Second, your 2018 quote is out of context. The discussion was "service and other". Break even non-warranty service covers more fixed costs allowing the profitable used cars and merch to shine through.
Tesla Motors Inc (TSLA) Q3 2018 Earnings Conference Call Transcript | The Motley Fool
Q3 2018 Earnings call said:
James Albertine -- Consumer Edge -- Analyst
Understood, and I appreciate that clarification, sort of just trying to get at even running a negative gross margin in services and other for several quarters now and wanted to get a sense for when that could maybe drop and start to turn a corner and to generate some profit for you, I understand there's a lot of building out going on for sales, service and charging infrastructure. But if you could give us some kind of clarification there that would be I think helpful. And if you're willing maybe to provide an update on where you stand today in terms of battery costs. I know your goal sort of parity with ice vehicles, but maybe an update if you're willing to provide and where you stand in that trajectory? Thanks.
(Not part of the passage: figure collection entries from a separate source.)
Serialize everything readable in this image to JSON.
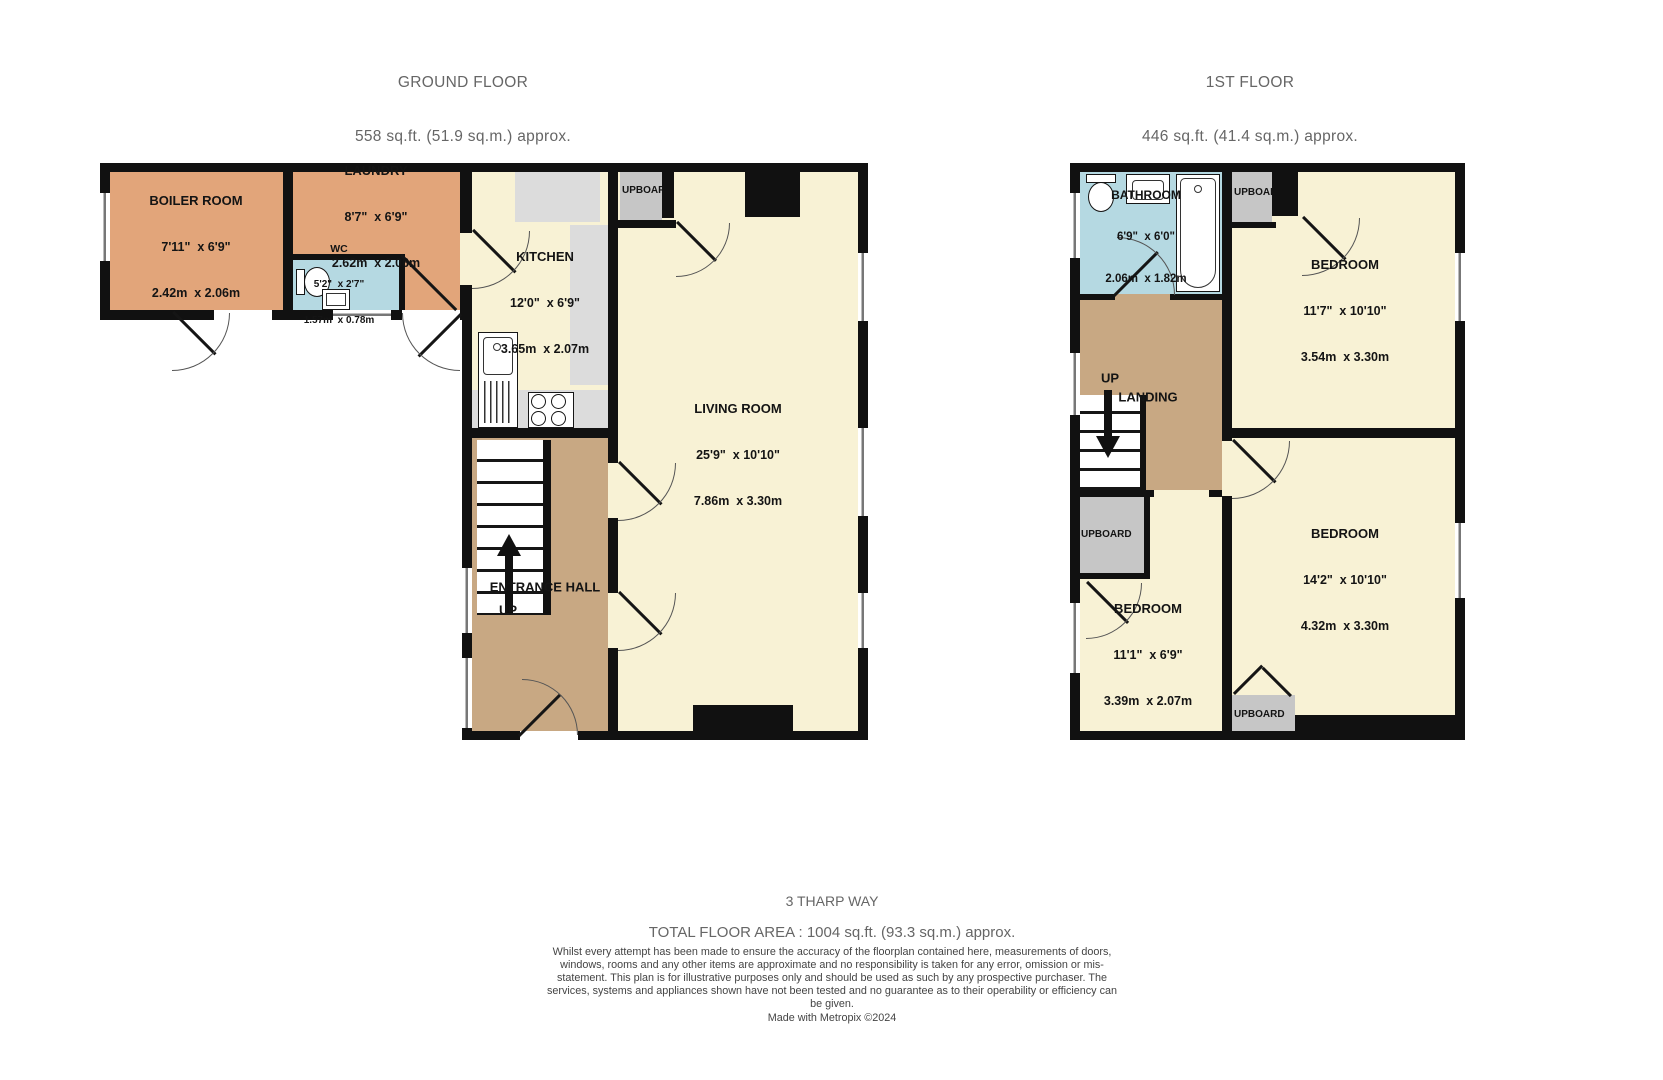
{
  "titles": {
    "ground": {
      "line1": "GROUND FLOOR",
      "line2": "558 sq.ft. (51.9 sq.m.) approx."
    },
    "first": {
      "line1": "1ST FLOOR",
      "line2": "446 sq.ft. (41.4 sq.m.) approx."
    }
  },
  "colors": {
    "utility_orange": "#e2a57a",
    "room_yellow": "#f8f2d5",
    "hall_tan": "#c8a883",
    "wet_blue": "#b5d9e2",
    "cupboard_gray": "#c6c6c6",
    "counter_gray": "#dcdcdc",
    "wall_black": "#111111"
  },
  "ground_floor": {
    "rooms": {
      "boiler_room": {
        "name": "BOILER ROOM",
        "imperial": "7'11\"  x 6'9\"",
        "metric": "2.42m  x 2.06m"
      },
      "laundry": {
        "name": "LAUNDRY",
        "imperial": "8'7\"  x 6'9\"",
        "metric": "2.62m  x 2.06m"
      },
      "wc": {
        "name": "WC",
        "imperial": "5'2\"  x 2'7\"",
        "metric": "1.57m  x 0.78m"
      },
      "kitchen": {
        "name": "KITCHEN",
        "imperial": "12'0\"  x 6'9\"",
        "metric": "3.65m  x 2.07m"
      },
      "living_room": {
        "name": "LIVING ROOM",
        "imperial": "25'9\"  x 10'10\"",
        "metric": "7.86m  x 3.30m"
      },
      "entrance_hall": {
        "name": "ENTRANCE HALL"
      }
    },
    "labels": {
      "up": "UP",
      "cupboard": "UPBOARD"
    }
  },
  "first_floor": {
    "rooms": {
      "bathroom": {
        "name": "BATHROOM",
        "imperial": "6'9\"  x 6'0\"",
        "metric": "2.06m  x 1.82m"
      },
      "bedroom_top": {
        "name": "BEDROOM",
        "imperial": "11'7\"  x 10'10\"",
        "metric": "3.54m  x 3.30m"
      },
      "bedroom_right": {
        "name": "BEDROOM",
        "imperial": "14'2\"  x 10'10\"",
        "metric": "4.32m  x 3.30m"
      },
      "bedroom_left": {
        "name": "BEDROOM",
        "imperial": "11'1\"  x 6'9\"",
        "metric": "3.39m  x 2.07m"
      },
      "landing": {
        "name": "LANDING"
      }
    },
    "labels": {
      "up": "UP",
      "cupboard_top": "UPBOARD",
      "cupboard_left": "UPBOARD",
      "cupboard_bottom": "UPBOARD"
    }
  },
  "footer": {
    "address": "3 THARP WAY",
    "total_area": "TOTAL FLOOR AREA : 1004 sq.ft. (93.3 sq.m.) approx.",
    "disclaimer": "Whilst every attempt has been made to ensure the accuracy of the floorplan contained here, measurements of doors, windows, rooms and any other items are approximate and no responsibility is taken for any error, omission or mis-statement. This plan is for illustrative purposes only and should be used as such by any prospective purchaser. The services, systems and appliances shown have not been tested and no guarantee as to their operability or efficiency can be given.",
    "credit": "Made with Metropix ©2024"
  }
}
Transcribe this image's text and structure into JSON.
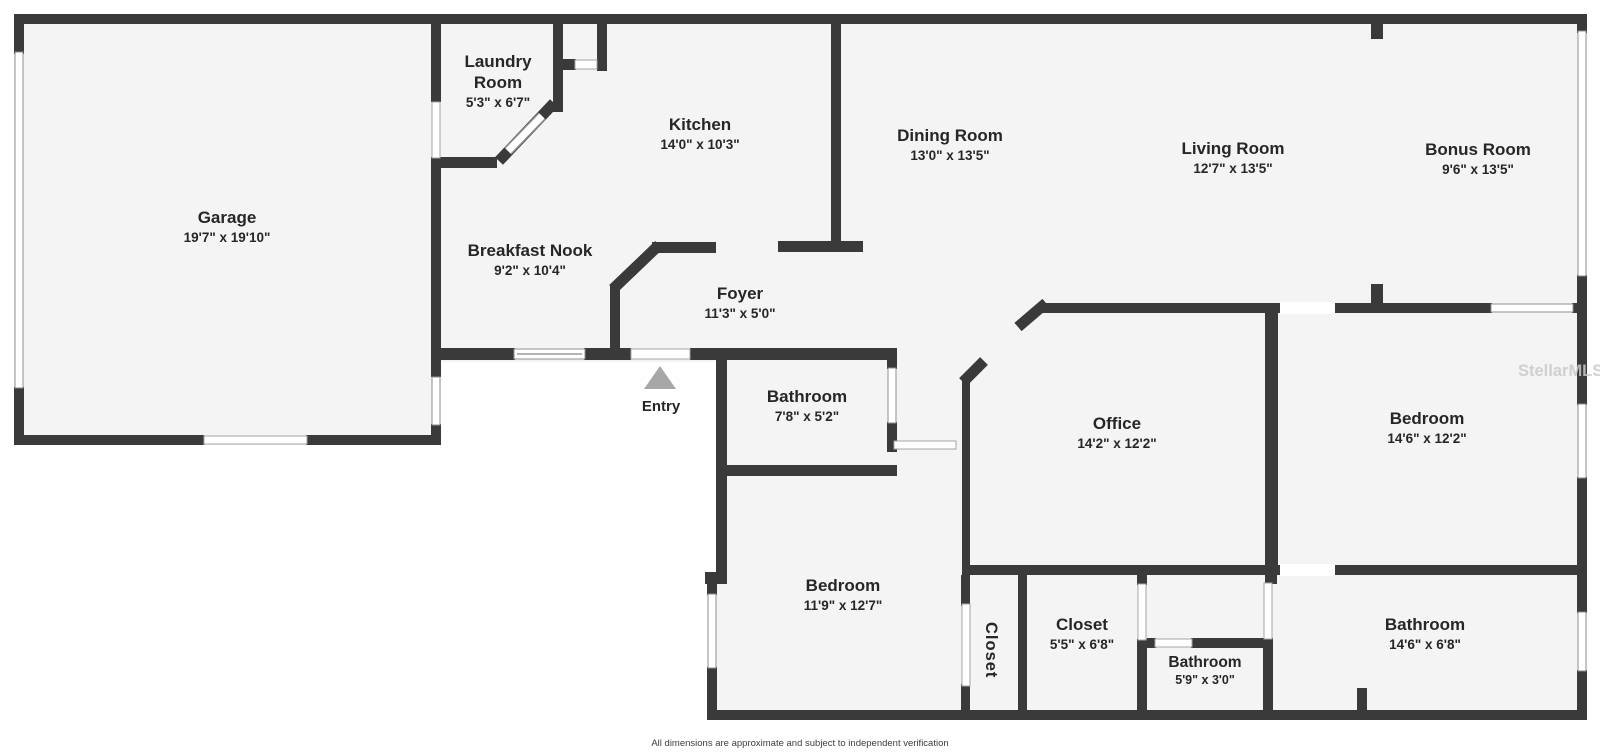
{
  "plan": {
    "watermark": "StellarMLS",
    "footer": "All dimensions are approximate and subject to independent verification",
    "entry_label": "Entry"
  },
  "colors": {
    "wall": "#3a3a3a",
    "floor": "#f4f4f4",
    "background": "#ffffff",
    "entry_arrow": "#a7a7a7",
    "label_text": "#262626",
    "watermark_text": "#c9c9c9"
  },
  "rooms": [
    {
      "name": "Garage",
      "dims": "19'7\" x 19'10\""
    },
    {
      "name": "Laundry Room",
      "dims": "5'3\" x 6'7\""
    },
    {
      "name": "Kitchen",
      "dims": "14'0\" x 10'3\""
    },
    {
      "name": "Dining Room",
      "dims": "13'0\" x 13'5\""
    },
    {
      "name": "Living Room",
      "dims": "12'7\" x 13'5\""
    },
    {
      "name": "Bonus Room",
      "dims": "9'6\" x 13'5\""
    },
    {
      "name": "Breakfast Nook",
      "dims": "9'2\" x 10'4\""
    },
    {
      "name": "Foyer",
      "dims": "11'3\" x 5'0\""
    },
    {
      "name": "Bathroom",
      "dims": "7'8\" x 5'2\""
    },
    {
      "name": "Office",
      "dims": "14'2\" x 12'2\""
    },
    {
      "name": "Bedroom",
      "dims": "14'6\" x 12'2\""
    },
    {
      "name": "Bedroom",
      "dims": "11'9\" x 12'7\""
    },
    {
      "name": "Closet",
      "dims": ""
    },
    {
      "name": "Closet",
      "dims": "5'5\" x 6'8\""
    },
    {
      "name": "Bathroom",
      "dims": "5'9\" x 3'0\""
    },
    {
      "name": "Bathroom",
      "dims": "14'6\" x 6'8\""
    }
  ]
}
Deepak Ahuja -- Chief Financial Officer

I think over time every quarter impressively we will see an improvement in the service and other business, as our revenue continues to grow. And as the size for fleet grows is as simple as that.

Elon R. Musk -- Co-Founder, Chairman, Chief Executive Officer & Product Architect

Yeah, long-term I'd expect service to be a significant revenue item and to be a positive margin contributor. And it's going to be a function of our fleet size and (multiple speakers), yeah exactly we're under warranty, it is like a lot of surplus on warranty. But as the warranty expires, so there is like non-warranty items then we expect service to positive gross margin.

Deepak Ahuja -- Chief Financial Officer

Yeah, and that also includes our used car sales. And our used car sales has been hitting to go and they have a healthy margin. And so that overall business for matured companies is in some cases more profitable than new products, I'm not just having brought OEMS, auto OEMs. And we are at the early stage of our growth and as our fleet size grows there are just so many opportunities in that business that -- actual time as simply say.

Third (2.5?): service and other includes:
2021 10-K said:
Services and other revenue consists of non-warranty after-sales vehicle services, sales of used vehicles, retail merchandise, sales by our acquired subsidiaries to third party customers and vehicle insurance revenue.
 
Used cars prices……or more specifically Tesla used car prices, would have to drop over 60% for this to stop being a benefit to earnings. That’s not going to happen.

You have to remember it’s the residual value that Tesla estimated for the end date of the lease.

Yes, I understand that Tesla gets the car back based on the residual value that was established at the beginning of the closed-end lease. I am sure they will continue to sell lease returns for a profit for a long time. However, we are currently in a time where they are able to secure a much higher profit than normal, due to the current used car market. Perhaps Teslas will maintain this premium while the rest of the market returns to more historic pricing, but I would expect used Teslas to eventually return to a price that is less than a new Tesla at some point in the future. It's possible this won't happen until they've reduced lead times to less than 6 months, but it's pretty crazy to assume that used Teslas will sell for as much, or more, than new Teslas long into the future.

Based on your comment, I assume you've modeled this 60% figure, the profits generated by used cars and how they relate to overall Service cost and revenue. I would happy to see your model.